You have to think about the social implication to language and the social isolation of the deaf community. Like immigrant communities, the social isolation is the key to understanding the nature of the oppression.

It's hard to explain but this issue isn't as lame and petty as it might sound. It's part of a whole political system and history. There was a great battle getting linguistics to accept ASL and declare it a language. ASL needed this formal certification. The certification was necessary in order to certify deaf education and teaching in ASL, so that deaf kids came out with accredited high school diaplomas, so they could get to college, and get jobs, etc, etc. We had to fight the UC system over getting ASL qualified as meeting the foreign language requirement.

So there are a lot of political overtones to using ASL in primate studies. What? We're monkeys? You think our language is so stupid, you can teach it to a monkey? See those are the political overtones.

I got to hang out with deaf people and their interpretors for awhile on a civil rights training project. It was quite an experience and quite a political education. It definitely contributed greatly to my understanding of the interaction between society, culture, language, politics, economics, and theories of mind and theories of knowledge.

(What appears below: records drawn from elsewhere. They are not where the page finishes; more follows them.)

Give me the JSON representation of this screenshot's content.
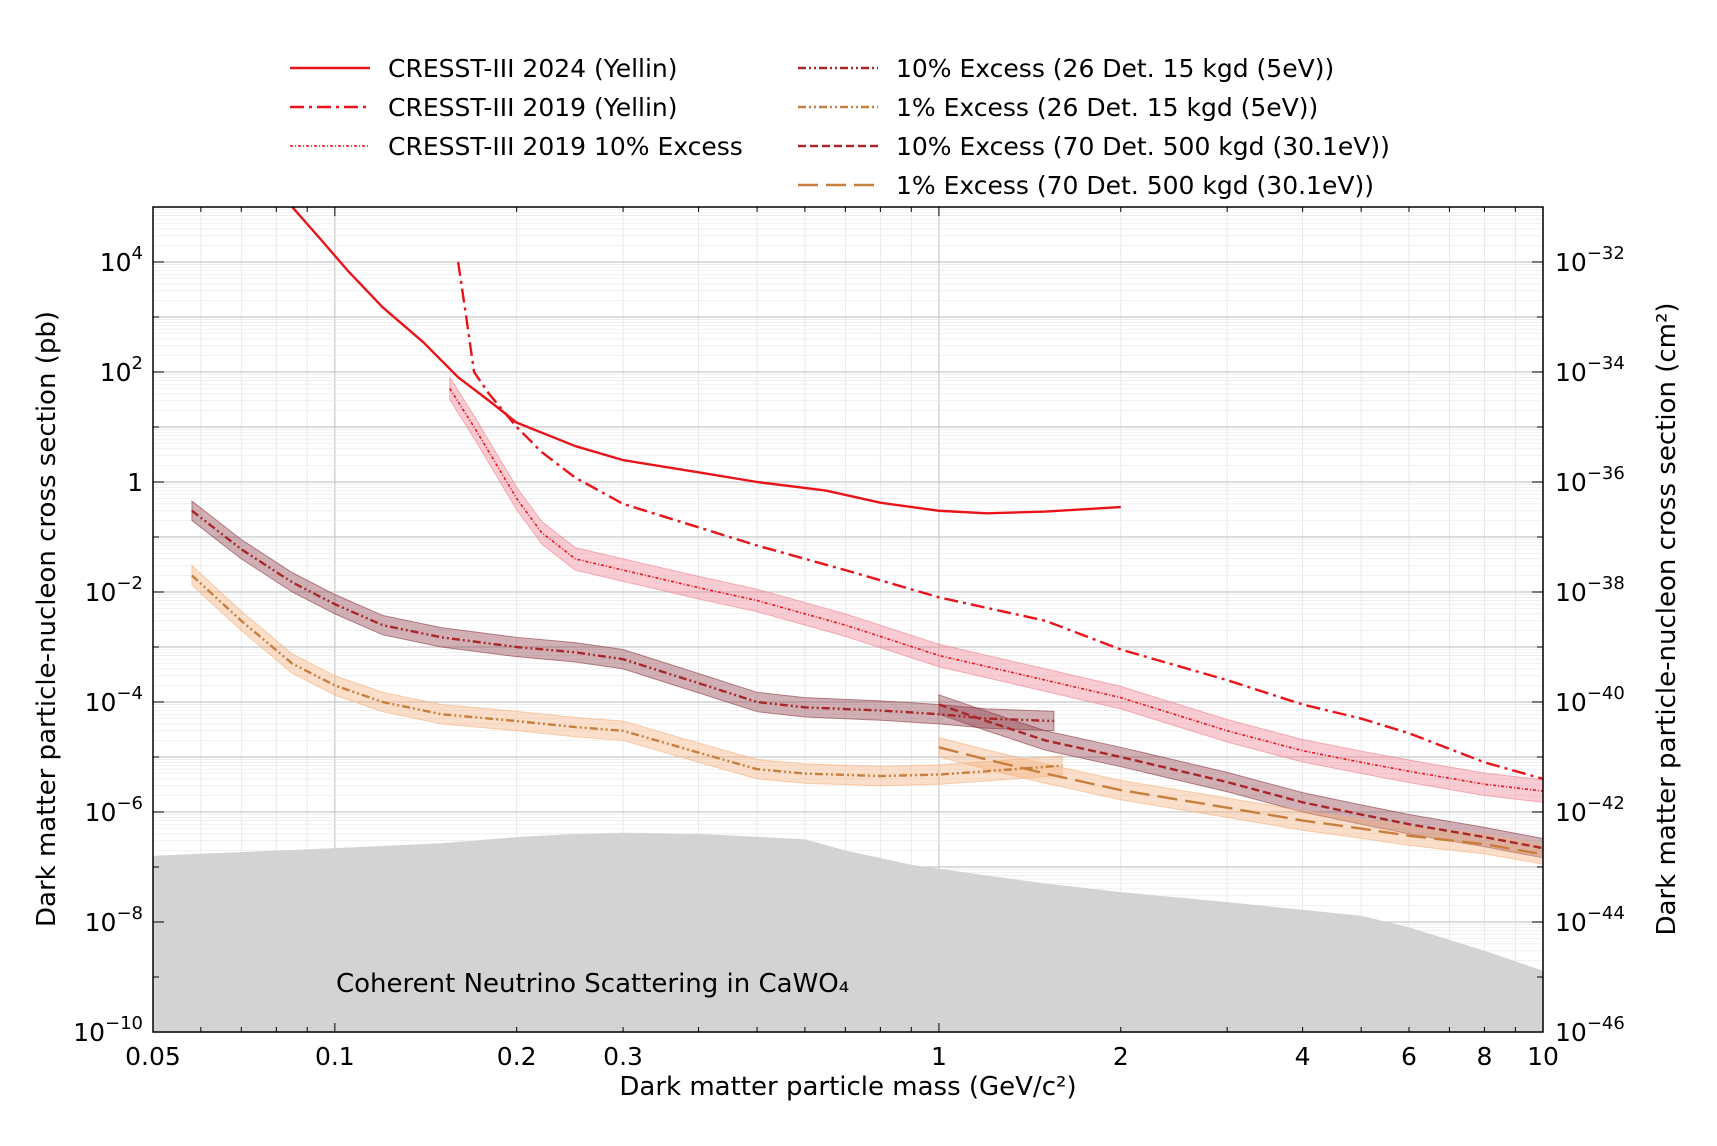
{
  "chart_data": {
    "type": "line",
    "xlabel": "Dark matter particle mass (GeV/c²)",
    "ylabel_left": "Dark matter particle-nucleon cross section (pb)",
    "ylabel_right": "Dark matter particle-nucleon cross section (cm²)",
    "x_scale": "log",
    "y_scale": "log",
    "xlim": [
      0.05,
      10
    ],
    "ylim_pb": [
      1e-10,
      100000.0
    ],
    "ylim_cm2": [
      1e-46,
      1e-31
    ],
    "grid": true,
    "legend_placement": "top (above plot, two columns)",
    "x_tick_labels": [
      "0.05",
      "0.1",
      "0.2",
      "0.3",
      "1",
      "2",
      "4",
      "6",
      "8",
      "10"
    ],
    "y_left_tick_labels": [
      {
        "mant": "10",
        "exp": "−10",
        "v": -10
      },
      {
        "mant": "10",
        "exp": "−8",
        "v": -8
      },
      {
        "mant": "10",
        "exp": "−6",
        "v": -6
      },
      {
        "mant": "10",
        "exp": "−4",
        "v": -4
      },
      {
        "mant": "10",
        "exp": "−2",
        "v": -2
      },
      {
        "mant": "1",
        "exp": "",
        "v": 0
      },
      {
        "mant": "10",
        "exp": "2",
        "v": 2
      },
      {
        "mant": "10",
        "exp": "4",
        "v": 4
      }
    ],
    "y_right_tick_labels": [
      {
        "mant": "10",
        "exp": "−46",
        "v": -46
      },
      {
        "mant": "10",
        "exp": "−44",
        "v": -44
      },
      {
        "mant": "10",
        "exp": "−42",
        "v": -42
      },
      {
        "mant": "10",
        "exp": "−40",
        "v": -40
      },
      {
        "mant": "10",
        "exp": "−38",
        "v": -38
      },
      {
        "mant": "10",
        "exp": "−36",
        "v": -36
      },
      {
        "mant": "10",
        "exp": "−34",
        "v": -34
      },
      {
        "mant": "10",
        "exp": "−32",
        "v": -32
      }
    ],
    "annotation": "Coherent Neutrino Scattering in CaWO₄",
    "neutrino_floor": {
      "color": "#d3d3d3",
      "x": [
        0.05,
        0.1,
        0.15,
        0.2,
        0.25,
        0.3,
        0.4,
        0.6,
        0.7,
        0.9,
        1.2,
        1.5,
        2,
        3,
        5,
        6,
        8,
        10
      ],
      "y": [
        1.6e-07,
        2.2e-07,
        2.7e-07,
        3.5e-07,
        4e-07,
        4.2e-07,
        4e-07,
        3.2e-07,
        2e-07,
        1.1e-07,
        7e-08,
        5e-08,
        3.5e-08,
        2.3e-08,
        1.3e-08,
        8e-09,
        3e-09,
        1.3e-09
      ]
    },
    "series": [
      {
        "name": "CRESST-III 2024 (Yellin)",
        "color": "#e8141a",
        "dash": "solid",
        "width": 2.4,
        "x": [
          0.085,
          0.095,
          0.105,
          0.12,
          0.14,
          0.16,
          0.18,
          0.2,
          0.25,
          0.3,
          0.4,
          0.5,
          0.65,
          0.8,
          1.0,
          1.2,
          1.5,
          2.0
        ],
        "y": [
          100000.0,
          25000.0,
          7000.0,
          1500.0,
          350,
          80,
          30,
          12,
          4.5,
          2.5,
          1.5,
          1.0,
          0.7,
          0.42,
          0.3,
          0.27,
          0.29,
          0.35
        ]
      },
      {
        "name": "CRESST-III 2019 (Yellin)",
        "color": "#e8141a",
        "dash": "dashdot",
        "width": 2.4,
        "x": [
          0.16,
          0.165,
          0.17,
          0.18,
          0.2,
          0.22,
          0.25,
          0.3,
          0.4,
          0.5,
          0.7,
          1.0,
          1.5,
          2.0,
          3.0,
          4.0,
          5.0,
          6.0,
          8.0,
          10.0
        ],
        "y": [
          10000.0,
          1000.0,
          100.0,
          40,
          10,
          3.5,
          1.2,
          0.4,
          0.15,
          0.07,
          0.025,
          0.008,
          0.003,
          0.0009,
          0.00025,
          9e-05,
          5e-05,
          2.7e-05,
          8e-06,
          4e-06
        ]
      },
      {
        "name": "CRESST-III 2019 10% Excess",
        "color": "#e8141a",
        "dash": "dotdense",
        "width": 1.6,
        "band_color": "#f08090",
        "band_factor": 1.6,
        "x": [
          0.155,
          0.17,
          0.2,
          0.22,
          0.25,
          0.3,
          0.4,
          0.5,
          0.7,
          1.0,
          1.5,
          2.0,
          3.0,
          4.0,
          5.0,
          6.0,
          8.0,
          10.0
        ],
        "y": [
          50,
          10,
          0.5,
          0.12,
          0.04,
          0.025,
          0.012,
          0.007,
          0.0025,
          0.0007,
          0.00025,
          0.00012,
          3e-05,
          1.3e-05,
          8e-06,
          5.5e-06,
          3.2e-06,
          2.4e-06
        ]
      },
      {
        "name": "10% Excess (26 Det. 15 kgd (5eV))",
        "color": "#a8282a",
        "dash": "dashdotdot",
        "width": 2.4,
        "band_color": "#8c3a45",
        "band_factor": 1.5,
        "x": [
          0.058,
          0.07,
          0.085,
          0.1,
          0.12,
          0.15,
          0.2,
          0.25,
          0.3,
          0.4,
          0.5,
          0.6,
          0.8,
          1.0,
          1.2,
          1.55
        ],
        "y": [
          0.3,
          0.06,
          0.015,
          0.006,
          0.0025,
          0.0015,
          0.001,
          0.0008,
          0.0006,
          0.00022,
          0.0001,
          8e-05,
          7e-05,
          6e-05,
          5e-05,
          4.5e-05
        ]
      },
      {
        "name": "1% Excess (26 Det. 15 kgd (5eV))",
        "color": "#c87f3d",
        "dash": "dashdotdot",
        "width": 2.4,
        "band_color": "#f5b07a",
        "band_factor": 1.5,
        "x": [
          0.058,
          0.07,
          0.085,
          0.1,
          0.12,
          0.15,
          0.2,
          0.25,
          0.3,
          0.4,
          0.5,
          0.6,
          0.8,
          1.0,
          1.2,
          1.6
        ],
        "y": [
          0.02,
          0.003,
          0.0005,
          0.0002,
          0.0001,
          6e-05,
          4.5e-05,
          3.5e-05,
          3e-05,
          1.2e-05,
          6e-06,
          5e-06,
          4.5e-06,
          4.8e-06,
          5.5e-06,
          7e-06
        ]
      },
      {
        "name": "10% Excess (70 Det. 500 kgd (30.1eV))",
        "color": "#a8282a",
        "dash": "dashed",
        "width": 2.4,
        "band_color": "#8c3a45",
        "band_factor": 1.5,
        "x": [
          1.0,
          1.2,
          1.5,
          2.0,
          3.0,
          4.0,
          5.0,
          6.0,
          8.0,
          10.0
        ],
        "y": [
          9e-05,
          4.5e-05,
          2e-05,
          1e-05,
          3.5e-06,
          1.5e-06,
          9e-07,
          6e-07,
          3.5e-07,
          2.2e-07
        ]
      },
      {
        "name": "1% Excess (70 Det. 500 kgd (30.1eV))",
        "color": "#c87f3d",
        "dash": "longdash",
        "width": 2.4,
        "band_color": "#f5b07a",
        "band_factor": 1.5,
        "x": [
          1.0,
          1.2,
          1.5,
          2.0,
          3.0,
          4.0,
          5.0,
          6.0,
          8.0,
          10.0
        ],
        "y": [
          1.5e-05,
          9e-06,
          5e-06,
          2.5e-06,
          1.2e-06,
          7e-07,
          5e-07,
          3.7e-07,
          2.6e-07,
          1.7e-07
        ]
      }
    ]
  }
}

In terms of theory of knowledge, trying to learn at least some ASL was fascinating. It is a language based on thinking in terms of space, position, gesture. It has a strong non-serial aspect, but makes perfect sense in a kind of random access world of vision. It is a gestalt form of thinking. The effect of this kind of thinking is to make it difficult to translate into a serial format like writing in English. When you literally translate ASL sentences, they don't make much sense. That's because a lot of meaning isn't in the words so to speak. The meaning is created in a space frame composed of the head, face, neck, upper chest, and shoulders. The dancers are the hands as they move to various locations in this space frame. This kind of space logic is not easily translated into a linear format.

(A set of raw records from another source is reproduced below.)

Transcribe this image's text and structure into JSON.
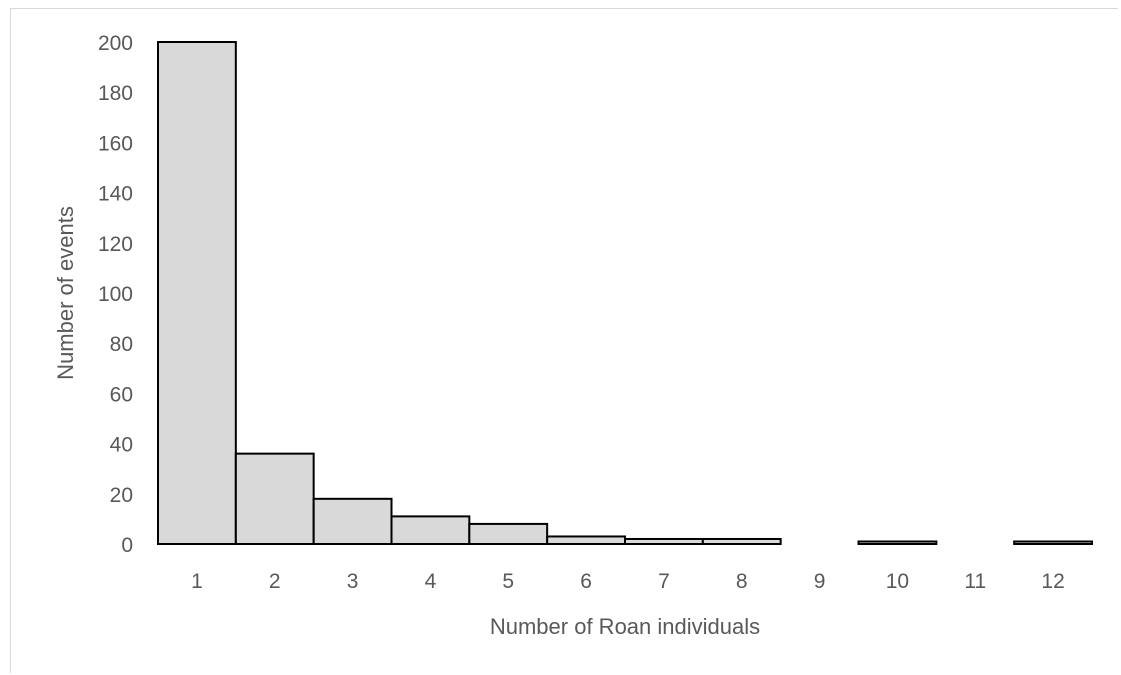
{
  "chart_data": {
    "type": "bar",
    "title": "",
    "xlabel": "Number of Roan individuals",
    "ylabel": "Number of events",
    "categories": [
      "1",
      "2",
      "3",
      "4",
      "5",
      "6",
      "7",
      "8",
      "9",
      "10",
      "11",
      "12"
    ],
    "values": [
      200,
      36,
      18,
      11,
      8,
      3,
      2,
      2,
      0,
      1,
      0,
      1
    ],
    "ylim": [
      0,
      200
    ],
    "yticks": [
      "0",
      "20",
      "40",
      "60",
      "80",
      "100",
      "120",
      "140",
      "160",
      "180",
      "200"
    ],
    "grid": false,
    "legend": "none",
    "colors": {
      "bar_fill": "#d9d9d9",
      "bar_stroke": "#000000",
      "text": "#595959",
      "frame": "#d9d9d9"
    }
  }
}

My first mistake was trying to learn finger spelling and thinking that was ASL. For example, you can finger spell Obama. But he also has a name sign. Here is a quick video:

http://www.youtube.com/watch?v=67V8qWQd_EM

Notice in the first few seconds she finger spells her name for us. But the rest of the time she is signing ASL. Midway through she gives her name sign K-on-cheek. The cheek is the location for the feminine, and the forehead is the location for masculine. So K-on-forehead would be something like a boy's name sign.

Linguistics was so hung up on its theories of what constitutes a language, that as a field it seemed incapable of understanding ASL had to be a language since a whole group of people in this society sign it, were raised with it, study with it, etc. Of course it was language.